|KAWAKAMI, EDUARDO - University Of Arkansas|
|OOSTERHUIS, DERRICK - University Of Arkansas|
Submitted to: Plant and Soil
Publication Type: Peer Reviewed Journal
Publication Acceptance Date: 9/13/2011
Publication Date: N/A
Interpretive Summary: Nitrogen fertilization is one of the most expensive agricultural practices and crops are known to recover only about a third of the N fertilizer applied, where two major factors that limit efficiency of fertilizer N recovery from urea are nitrogen losses through ammonia volatilization and nitrate leaching. In the current growth chamber study the effect of including N fertilizer additives to limit ammonia volatilization and nitrate leaching on the physiology and growth of cotton under normal and high temperatures was evaluated. Only the use of an additive to limit ammonia volatilization improved cotton urea utilization. Improving fertilizer N use efficiency by incorporating an ammonia volatilization inhibitor into urea has the potential to decrease input costs by maintaining productivity with lower fertilizer application rates.
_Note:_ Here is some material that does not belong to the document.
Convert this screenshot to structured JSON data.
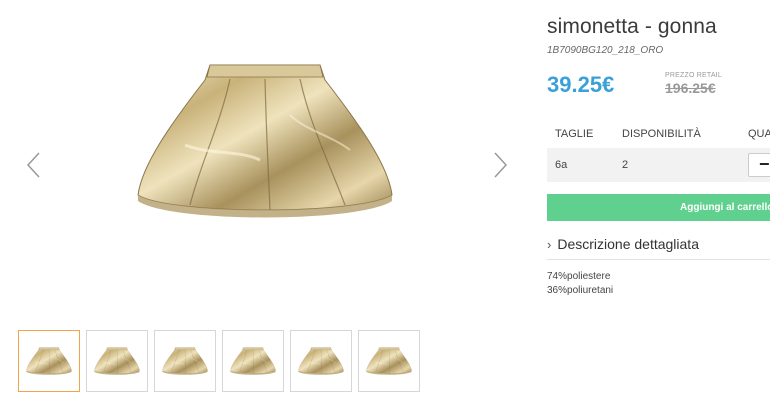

Technical Abstract: Nitrogen fertilization is one the most expensive agricultural practices and crops are known to recover only about a third of the N fertilizer applied. A practice commonly recommended to improve N use efficiency is the incorporation of urease and/or nitrification inhibitor into N fertilizers. The objective of this growth chamber study was to evaluate the effect of adding N-(n-butyl) thiophosphoric triamide (NBPT) and Dicyandiaminde (DCD) to urea fertilizer, on the physiology and growth of cotton (Gossypium hirsutum L.) under normal and high temperatures. Treatments consisted of two day temperature regimes, 30oC and 38oC, and five nitrogen fertilization applications: (T1) unfertilized control, (T2) 125 kg/ha of urea, (T3) 93 kg/ha of urea, (T4) 93 kg/ha urea with NBPT, and (T5) 93 kg/ha urea with NBPT and DCD. The addition of NBPT to urea fertilizer showed positive results on leaf chlorophyll, leaf area, dry matter, N uptake, and N use efficiency. On the otherhand use of DCD was detrimental for leaf chlorophyll, N uptake, and N use efficiency. No two way interaction effect between temperature regime and N treatment was observed, indicating that N fertilization was not influenced by temperature conditions. Deficiency of N significantly decreased leaf chlorophyll, increased glutathione reductase activity, decreased protein and increased leaf nitrate reductase. The high day temperature (38oC) regime significantly increased plant N uptake, glutamine synthetase, leaf chlorophyll, protein content, plant height and leaf area. We conclude that use of NBPT but not DCD improved cotton urea utilization, N deficiency affected the physiology and N assimilation of cotton plants, and that the physiological changes in cotton under high temperature were due to higher N uptake and utilization.